È appunto anche grazie all’onesto situarsi di Krystal Ball come ‘populista di sinistra’ che, ancora una volta, è possibile vedere quanto demagogica sia la postura di Sanders nel presentarsi come “socialista”, anche se la Ball medesima mi sembra rimanga sempre troppo interna alle illusioni che una vera trasformazione possa avvenire anche dall’interno dei ranghi dell’ala Dem, per esempio da ranghi vicini a ‘Justice Democrats’ (Jimmy Dore per esempio ultimamente si è reso conto che ciò non è assolutamente possibile).
Ma ci sono anche critiche che vanno fatte: Saagar Enjeti (il populista di destra), credo sia responsabile della censura direi quasi totale di posizioni effettivamente libertarie (come quelle di Ron Paul) dal programma; lo stesso Enjeti allinea nei modi classici della destra populista una narrazione de facto quasi complottista sulla Cina (che non raramente è quasi tangenziale ad una demonizzazione razzista), dove chiunque abbia avuto interessi in Cina, o vi sia in qualche modo collegato, è ipso facto quasi un ‘traditore’ (una linea che gli viene dal suo ‘mentor’, Tucker Carlson, ed ovviamente pensata anche in funzione elettorale da usare in futuro contro Biden), ha una (mancanza di) analisi sullo stato reale del capital-imperialismo odierno come sistema (la tolleranza per le info su episodi come la Bolivia è molto sporadica e senza ripercussioni sulle analisi d’insieme) che è a livelli di fondamentalismo di mercato alla Von Hayek di Ron Paul (nel caso di Paul solo per l’economia); propala cerotti ‘sociali’ imperniati su famiglia, comunità, ecc. che sono davvero prossimi a quelli dei teorici tedeschi della Gemeinschaft (critica che viene mossa spesso e volentieri ad intellettuali come Costanzo Preve, che invece a mio parere, veniva da posizioni marxiane che rimarcavano l’assenza di tutta questa enorme area di analisi da ricerche e discussioni veramente marxiane, e dove ha forse interpellato quei teorici tedeschi, lo ha fatto più che altro perchè era materiale accessibile, non sempre completamente condivisibile).
Quindi se Enjeti ha il merito di portare l’attenzione alle questioni di classe, ha molti dei difetti tipici del populismo di destra, inerenti a soluzioni di ‘riciclaggio’ di forme di autorità ed autoritarie dei passati capitalisti, di illusione di soluzioni completamente autarchiche, e di appoggio de facto ad aggressioni istituzionali ed economiche imperialiste (soprattutto nel caso della Cina, ma in realtà verso qualsiasi potenza potenzialmente rivale dell’Impero).
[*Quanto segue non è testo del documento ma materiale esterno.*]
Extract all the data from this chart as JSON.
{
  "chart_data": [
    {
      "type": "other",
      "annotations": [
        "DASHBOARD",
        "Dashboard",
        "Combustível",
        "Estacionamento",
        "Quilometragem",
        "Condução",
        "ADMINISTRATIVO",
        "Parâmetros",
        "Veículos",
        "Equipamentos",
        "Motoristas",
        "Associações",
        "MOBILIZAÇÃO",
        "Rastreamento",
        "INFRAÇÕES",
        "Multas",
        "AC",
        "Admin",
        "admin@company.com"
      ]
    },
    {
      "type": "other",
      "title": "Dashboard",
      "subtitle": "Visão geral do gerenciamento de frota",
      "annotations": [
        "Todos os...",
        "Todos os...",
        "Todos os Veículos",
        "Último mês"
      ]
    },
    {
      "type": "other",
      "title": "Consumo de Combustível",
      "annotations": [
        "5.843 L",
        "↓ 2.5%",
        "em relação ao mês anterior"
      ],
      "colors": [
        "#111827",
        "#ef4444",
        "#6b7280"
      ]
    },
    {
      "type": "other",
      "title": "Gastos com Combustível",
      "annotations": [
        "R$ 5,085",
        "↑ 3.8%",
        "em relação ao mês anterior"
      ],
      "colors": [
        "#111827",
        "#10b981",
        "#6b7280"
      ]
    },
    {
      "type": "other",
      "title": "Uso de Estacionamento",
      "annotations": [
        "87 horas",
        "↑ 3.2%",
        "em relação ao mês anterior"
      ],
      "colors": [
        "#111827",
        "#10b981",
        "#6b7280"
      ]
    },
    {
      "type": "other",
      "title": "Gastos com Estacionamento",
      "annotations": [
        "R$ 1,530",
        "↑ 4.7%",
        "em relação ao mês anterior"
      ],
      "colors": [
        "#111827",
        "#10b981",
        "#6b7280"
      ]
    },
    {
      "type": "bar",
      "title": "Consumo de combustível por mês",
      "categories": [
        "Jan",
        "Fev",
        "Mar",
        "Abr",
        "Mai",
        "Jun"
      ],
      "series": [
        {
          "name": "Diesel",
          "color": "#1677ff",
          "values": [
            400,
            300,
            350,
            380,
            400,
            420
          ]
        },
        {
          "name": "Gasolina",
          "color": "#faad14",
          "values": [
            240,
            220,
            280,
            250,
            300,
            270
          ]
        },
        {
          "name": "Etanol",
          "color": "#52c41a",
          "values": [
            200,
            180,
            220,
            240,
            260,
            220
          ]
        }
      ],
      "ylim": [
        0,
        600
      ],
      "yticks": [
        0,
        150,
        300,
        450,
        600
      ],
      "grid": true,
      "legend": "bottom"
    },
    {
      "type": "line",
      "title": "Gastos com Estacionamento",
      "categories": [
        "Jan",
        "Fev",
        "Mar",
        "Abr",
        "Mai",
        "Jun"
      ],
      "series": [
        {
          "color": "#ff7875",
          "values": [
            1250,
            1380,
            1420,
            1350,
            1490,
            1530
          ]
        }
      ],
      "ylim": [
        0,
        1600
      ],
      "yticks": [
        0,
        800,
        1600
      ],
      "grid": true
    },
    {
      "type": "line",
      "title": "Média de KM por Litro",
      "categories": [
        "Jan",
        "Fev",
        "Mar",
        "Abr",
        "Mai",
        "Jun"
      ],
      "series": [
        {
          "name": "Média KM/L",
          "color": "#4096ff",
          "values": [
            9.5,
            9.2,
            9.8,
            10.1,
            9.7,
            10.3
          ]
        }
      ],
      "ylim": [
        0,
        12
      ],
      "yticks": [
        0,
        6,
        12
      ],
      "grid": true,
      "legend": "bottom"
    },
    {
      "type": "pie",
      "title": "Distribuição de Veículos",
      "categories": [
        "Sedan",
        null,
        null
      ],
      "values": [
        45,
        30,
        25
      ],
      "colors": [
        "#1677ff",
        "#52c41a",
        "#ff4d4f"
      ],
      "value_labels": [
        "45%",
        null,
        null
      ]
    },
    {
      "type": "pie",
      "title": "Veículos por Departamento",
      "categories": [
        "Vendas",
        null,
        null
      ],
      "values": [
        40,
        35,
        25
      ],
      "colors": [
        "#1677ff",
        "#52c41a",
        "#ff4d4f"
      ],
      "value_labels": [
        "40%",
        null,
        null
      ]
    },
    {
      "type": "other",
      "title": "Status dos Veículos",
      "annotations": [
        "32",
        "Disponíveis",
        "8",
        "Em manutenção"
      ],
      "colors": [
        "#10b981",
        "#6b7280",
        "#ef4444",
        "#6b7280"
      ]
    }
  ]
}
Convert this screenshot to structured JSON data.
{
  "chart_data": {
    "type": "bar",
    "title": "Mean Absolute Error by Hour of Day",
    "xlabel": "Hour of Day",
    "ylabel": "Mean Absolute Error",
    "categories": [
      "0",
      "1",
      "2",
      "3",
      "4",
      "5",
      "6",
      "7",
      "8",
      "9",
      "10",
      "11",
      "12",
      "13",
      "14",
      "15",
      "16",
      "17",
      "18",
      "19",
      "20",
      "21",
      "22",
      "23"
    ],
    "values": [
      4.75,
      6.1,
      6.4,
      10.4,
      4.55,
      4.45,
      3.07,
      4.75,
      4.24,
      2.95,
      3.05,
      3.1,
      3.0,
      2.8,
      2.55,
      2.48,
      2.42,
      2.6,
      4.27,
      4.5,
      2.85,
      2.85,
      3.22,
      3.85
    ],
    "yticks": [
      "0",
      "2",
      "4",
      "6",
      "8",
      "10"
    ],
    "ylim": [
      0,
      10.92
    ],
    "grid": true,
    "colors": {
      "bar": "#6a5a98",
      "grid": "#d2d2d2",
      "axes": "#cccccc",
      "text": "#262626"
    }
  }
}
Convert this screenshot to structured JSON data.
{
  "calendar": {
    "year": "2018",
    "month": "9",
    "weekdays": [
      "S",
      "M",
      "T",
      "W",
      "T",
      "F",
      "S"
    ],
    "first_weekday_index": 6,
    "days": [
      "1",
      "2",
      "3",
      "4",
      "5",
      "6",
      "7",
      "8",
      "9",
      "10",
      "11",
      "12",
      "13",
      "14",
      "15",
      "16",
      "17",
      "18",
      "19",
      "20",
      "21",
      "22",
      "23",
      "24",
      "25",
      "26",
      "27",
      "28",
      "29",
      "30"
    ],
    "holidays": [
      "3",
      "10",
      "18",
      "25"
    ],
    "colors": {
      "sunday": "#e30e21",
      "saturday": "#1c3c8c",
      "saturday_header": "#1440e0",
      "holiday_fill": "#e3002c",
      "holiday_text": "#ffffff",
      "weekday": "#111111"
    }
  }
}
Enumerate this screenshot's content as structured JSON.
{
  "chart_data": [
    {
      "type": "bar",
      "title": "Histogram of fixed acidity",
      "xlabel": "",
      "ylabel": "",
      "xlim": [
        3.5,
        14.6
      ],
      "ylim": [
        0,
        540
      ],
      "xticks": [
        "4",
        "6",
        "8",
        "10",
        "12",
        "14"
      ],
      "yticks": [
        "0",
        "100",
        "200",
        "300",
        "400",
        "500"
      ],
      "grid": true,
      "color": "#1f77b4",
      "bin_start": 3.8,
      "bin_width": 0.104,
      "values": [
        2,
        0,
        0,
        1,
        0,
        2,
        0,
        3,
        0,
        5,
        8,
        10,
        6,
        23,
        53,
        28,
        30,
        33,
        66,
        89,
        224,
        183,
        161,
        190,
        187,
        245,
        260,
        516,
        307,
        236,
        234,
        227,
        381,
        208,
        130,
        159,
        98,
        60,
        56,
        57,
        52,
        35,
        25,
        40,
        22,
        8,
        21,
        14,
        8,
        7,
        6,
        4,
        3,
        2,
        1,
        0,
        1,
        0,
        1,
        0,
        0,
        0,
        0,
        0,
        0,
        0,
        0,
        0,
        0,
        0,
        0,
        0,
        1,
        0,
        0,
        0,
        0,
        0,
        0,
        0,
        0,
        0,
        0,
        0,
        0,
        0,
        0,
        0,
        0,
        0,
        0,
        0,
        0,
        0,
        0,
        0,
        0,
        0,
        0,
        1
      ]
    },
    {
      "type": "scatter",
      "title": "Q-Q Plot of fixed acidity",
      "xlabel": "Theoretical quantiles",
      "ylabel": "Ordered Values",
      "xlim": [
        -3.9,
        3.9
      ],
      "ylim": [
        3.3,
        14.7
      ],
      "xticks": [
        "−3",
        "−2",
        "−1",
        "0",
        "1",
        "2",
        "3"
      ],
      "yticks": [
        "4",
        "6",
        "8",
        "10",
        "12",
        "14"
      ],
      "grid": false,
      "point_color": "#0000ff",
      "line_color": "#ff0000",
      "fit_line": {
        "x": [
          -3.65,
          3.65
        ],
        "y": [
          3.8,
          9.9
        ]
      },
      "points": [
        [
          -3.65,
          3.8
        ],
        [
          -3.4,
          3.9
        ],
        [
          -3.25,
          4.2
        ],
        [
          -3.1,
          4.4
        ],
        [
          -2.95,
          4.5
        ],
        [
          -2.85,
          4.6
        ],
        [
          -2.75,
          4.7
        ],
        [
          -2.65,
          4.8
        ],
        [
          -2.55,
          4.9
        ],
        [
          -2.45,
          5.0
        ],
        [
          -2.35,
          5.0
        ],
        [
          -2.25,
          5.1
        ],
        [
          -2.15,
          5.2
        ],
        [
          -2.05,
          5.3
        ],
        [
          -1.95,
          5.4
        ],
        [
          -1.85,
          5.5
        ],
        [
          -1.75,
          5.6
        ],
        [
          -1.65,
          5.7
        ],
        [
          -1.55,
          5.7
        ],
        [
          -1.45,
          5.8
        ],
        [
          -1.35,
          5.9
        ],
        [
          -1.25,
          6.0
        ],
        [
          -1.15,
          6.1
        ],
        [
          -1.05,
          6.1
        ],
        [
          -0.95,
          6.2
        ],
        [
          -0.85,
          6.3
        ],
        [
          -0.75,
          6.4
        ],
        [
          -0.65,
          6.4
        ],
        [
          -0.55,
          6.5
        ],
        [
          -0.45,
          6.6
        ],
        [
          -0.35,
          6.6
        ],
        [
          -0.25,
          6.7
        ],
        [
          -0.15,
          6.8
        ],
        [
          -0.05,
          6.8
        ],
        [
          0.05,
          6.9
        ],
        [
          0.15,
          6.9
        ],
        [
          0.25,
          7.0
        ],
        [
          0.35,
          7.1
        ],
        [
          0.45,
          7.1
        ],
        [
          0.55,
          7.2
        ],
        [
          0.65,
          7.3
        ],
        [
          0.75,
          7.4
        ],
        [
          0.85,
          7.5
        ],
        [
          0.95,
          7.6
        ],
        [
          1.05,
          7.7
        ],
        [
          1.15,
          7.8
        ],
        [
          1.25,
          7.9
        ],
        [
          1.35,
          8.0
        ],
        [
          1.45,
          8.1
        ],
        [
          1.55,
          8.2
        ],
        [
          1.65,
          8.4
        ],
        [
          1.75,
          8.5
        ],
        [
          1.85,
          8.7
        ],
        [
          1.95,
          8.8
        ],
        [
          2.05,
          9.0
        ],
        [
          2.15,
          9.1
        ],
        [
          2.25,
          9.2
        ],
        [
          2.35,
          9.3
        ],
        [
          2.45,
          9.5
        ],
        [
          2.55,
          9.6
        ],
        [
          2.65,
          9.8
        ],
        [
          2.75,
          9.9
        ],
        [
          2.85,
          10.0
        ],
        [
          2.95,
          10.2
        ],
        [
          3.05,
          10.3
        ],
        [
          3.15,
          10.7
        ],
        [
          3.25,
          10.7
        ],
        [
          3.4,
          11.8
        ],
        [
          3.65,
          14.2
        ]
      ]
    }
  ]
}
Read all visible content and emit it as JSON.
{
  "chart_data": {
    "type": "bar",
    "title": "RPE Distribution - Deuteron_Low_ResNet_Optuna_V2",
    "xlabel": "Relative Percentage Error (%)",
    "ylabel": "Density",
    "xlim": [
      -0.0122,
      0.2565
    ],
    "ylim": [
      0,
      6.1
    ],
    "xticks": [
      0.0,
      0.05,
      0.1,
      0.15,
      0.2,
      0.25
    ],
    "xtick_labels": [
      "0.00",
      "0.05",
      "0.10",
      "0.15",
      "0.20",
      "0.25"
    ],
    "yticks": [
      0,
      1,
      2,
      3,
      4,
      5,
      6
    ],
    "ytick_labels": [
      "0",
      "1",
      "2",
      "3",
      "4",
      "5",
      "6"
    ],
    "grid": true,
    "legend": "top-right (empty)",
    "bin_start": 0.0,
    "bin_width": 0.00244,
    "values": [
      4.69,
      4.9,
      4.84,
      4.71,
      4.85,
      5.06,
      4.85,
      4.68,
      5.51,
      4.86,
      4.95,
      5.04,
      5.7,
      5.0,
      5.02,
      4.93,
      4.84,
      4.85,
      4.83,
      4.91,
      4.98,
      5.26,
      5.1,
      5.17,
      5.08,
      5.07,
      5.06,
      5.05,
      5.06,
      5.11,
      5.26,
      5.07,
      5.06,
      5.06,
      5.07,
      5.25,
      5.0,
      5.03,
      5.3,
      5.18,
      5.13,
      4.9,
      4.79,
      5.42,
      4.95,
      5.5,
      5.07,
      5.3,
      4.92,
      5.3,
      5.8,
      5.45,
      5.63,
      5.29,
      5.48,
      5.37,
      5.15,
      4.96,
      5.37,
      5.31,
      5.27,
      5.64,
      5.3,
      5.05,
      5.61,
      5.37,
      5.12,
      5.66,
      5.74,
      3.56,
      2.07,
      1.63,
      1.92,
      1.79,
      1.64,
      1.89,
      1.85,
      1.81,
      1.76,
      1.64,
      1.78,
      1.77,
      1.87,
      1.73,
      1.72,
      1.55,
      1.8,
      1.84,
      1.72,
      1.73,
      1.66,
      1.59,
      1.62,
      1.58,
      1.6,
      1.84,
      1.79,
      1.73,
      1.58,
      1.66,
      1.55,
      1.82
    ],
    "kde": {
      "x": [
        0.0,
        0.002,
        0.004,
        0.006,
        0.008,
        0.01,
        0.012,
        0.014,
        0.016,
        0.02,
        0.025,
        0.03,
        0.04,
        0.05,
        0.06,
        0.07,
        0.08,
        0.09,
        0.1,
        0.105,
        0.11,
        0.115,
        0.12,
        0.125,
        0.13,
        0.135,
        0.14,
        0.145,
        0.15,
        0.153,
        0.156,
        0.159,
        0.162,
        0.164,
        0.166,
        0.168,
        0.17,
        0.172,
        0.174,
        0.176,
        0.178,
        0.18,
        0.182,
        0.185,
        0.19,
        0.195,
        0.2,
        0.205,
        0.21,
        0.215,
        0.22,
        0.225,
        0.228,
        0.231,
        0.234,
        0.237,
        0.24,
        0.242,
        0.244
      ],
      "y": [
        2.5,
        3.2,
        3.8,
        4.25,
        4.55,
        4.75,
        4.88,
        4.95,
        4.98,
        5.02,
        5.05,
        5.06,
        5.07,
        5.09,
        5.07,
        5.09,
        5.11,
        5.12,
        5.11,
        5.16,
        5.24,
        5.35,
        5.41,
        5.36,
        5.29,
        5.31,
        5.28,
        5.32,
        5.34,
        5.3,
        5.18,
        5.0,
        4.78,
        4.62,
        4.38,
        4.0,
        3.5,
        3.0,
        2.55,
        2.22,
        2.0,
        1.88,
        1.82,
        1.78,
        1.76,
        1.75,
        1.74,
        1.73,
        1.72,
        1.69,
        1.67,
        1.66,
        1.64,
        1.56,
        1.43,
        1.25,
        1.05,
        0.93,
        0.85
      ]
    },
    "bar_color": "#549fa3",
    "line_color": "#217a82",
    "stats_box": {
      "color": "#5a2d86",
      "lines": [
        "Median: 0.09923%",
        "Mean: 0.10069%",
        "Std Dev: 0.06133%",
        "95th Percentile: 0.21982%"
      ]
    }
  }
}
In questo condivide quasi tutti i difetti del populismo di destra di Josh Hawley (ma di cui credo Hawley è più autocosciente).
In ogni caso questa maggiore presenza mediatica di prospettive populiste è senz’altro benvenuta sia nel senso di facilitare una diffusione di informazioni meno distorte e strumentalizzate dai media oligarchici e dai servizi, sia nel senso di rendere più visibile, aperta e ‘giocabile’ una falla nel dominio simbolico normalizzante (ma in realtà neototalitario) della “extreme center”.